I Need a High Altitude Baking Expert

I Need a High Altitude Baking Expert

Ask the Chef

I Need a High Altitude Baking Expert


Q.   I have a special sour cream, butter coffee cake that I used to make in Los Angeles. It is a favorite family recipe. I have tried making it in Denver, Colo., a few times and it sinks after I take it out of the oven. I have made changes to the baking soda, baking powder and I have raised the temperature 15 degrees and baked it 5 minutes less (it calls for 45 mins.). I haven’t changed the sugar, sour cream, eggs, vanilla or butter. Please help me. I need a high altitude baking expert and I will be forever grateful. 

A: Because there is a lack of pressure and moisture in the air, high altitude baking means cakes expand faster, which can result in your cake sinking, or the batter overflowing.

You need to strengthen the structure of your cake for high altitude baking, and adjust for the lack of moisture. Here are some tips we found courtesy of Yahoo!.

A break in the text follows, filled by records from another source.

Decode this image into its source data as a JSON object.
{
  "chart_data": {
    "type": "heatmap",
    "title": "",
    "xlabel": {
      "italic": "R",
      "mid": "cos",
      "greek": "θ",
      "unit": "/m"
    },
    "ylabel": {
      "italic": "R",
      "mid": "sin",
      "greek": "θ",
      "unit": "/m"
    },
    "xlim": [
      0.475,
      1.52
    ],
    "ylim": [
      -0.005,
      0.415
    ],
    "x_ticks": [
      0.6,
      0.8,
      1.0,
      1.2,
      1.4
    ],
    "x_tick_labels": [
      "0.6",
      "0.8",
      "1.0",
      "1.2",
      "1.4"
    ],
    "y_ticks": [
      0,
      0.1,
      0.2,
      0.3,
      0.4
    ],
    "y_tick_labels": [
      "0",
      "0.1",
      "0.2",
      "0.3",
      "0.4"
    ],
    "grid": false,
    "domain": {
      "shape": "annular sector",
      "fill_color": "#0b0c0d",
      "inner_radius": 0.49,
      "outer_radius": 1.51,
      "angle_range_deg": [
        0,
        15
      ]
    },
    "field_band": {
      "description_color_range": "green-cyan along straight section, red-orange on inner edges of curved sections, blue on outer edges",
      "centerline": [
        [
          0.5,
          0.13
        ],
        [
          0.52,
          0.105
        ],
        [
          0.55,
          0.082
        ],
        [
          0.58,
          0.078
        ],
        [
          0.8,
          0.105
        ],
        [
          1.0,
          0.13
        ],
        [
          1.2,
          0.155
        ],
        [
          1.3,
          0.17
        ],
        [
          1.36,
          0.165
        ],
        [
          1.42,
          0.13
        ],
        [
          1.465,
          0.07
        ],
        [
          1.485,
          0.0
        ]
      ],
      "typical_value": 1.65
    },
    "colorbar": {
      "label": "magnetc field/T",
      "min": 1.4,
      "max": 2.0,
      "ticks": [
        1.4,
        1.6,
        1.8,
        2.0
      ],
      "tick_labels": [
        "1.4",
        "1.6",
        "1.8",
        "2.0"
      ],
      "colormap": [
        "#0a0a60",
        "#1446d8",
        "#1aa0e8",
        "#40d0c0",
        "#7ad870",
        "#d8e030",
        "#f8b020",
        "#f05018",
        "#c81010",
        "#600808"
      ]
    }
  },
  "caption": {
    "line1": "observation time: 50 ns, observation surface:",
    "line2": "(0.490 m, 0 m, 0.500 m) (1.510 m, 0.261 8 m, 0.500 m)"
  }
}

  • Use extra large eggs instead of large eggs, or add an egg to a recipe to give it more structure, as well as more liquid to help combat the rapid evaporation.
  • You can also add strength to the structure of your cake by making sure that any water or eggs that you use in the recipe are cold.
  • Replace margarine with butter or high-quality vegetable shortening if your recipe calls for such an ingredient. You can also substitute all-purpose flour for cake flour.
  • Lifting your cake pan filled with batter onto the counter from 2-3 inches above the counter may help rid the batter of excess air bubbles.
  • You can also get rid of excess air bubbles by zig-zagging a knife through the batter once it is in the pan. You will want to do either of these just before you put your cake in the oven.
  • To help prevent your cake batter from overflowing when high altitude baking you should increase your baking temperature 15 to 25 degrees to allow your cake to establish a crust.
  • You will also want to fill your cake pans 1/3 to 1/2 full rather than the typical 2/3 full since cakes rise higher when high altitude baking. Also, because high altitude cakes do rise higher, you will want to remove any oven racks above the rack on which you will be baking your cake.
  • Because you’ll be raising your baking temperature, you will need to cut your bake time down by about 20% to prevent your cake from becoming dry and brittle.
  • Using 20% more water is recommended when baking cakes to combat the lack of moisture in the air at high altitudes. This will help you avoid ending up with a dry cake.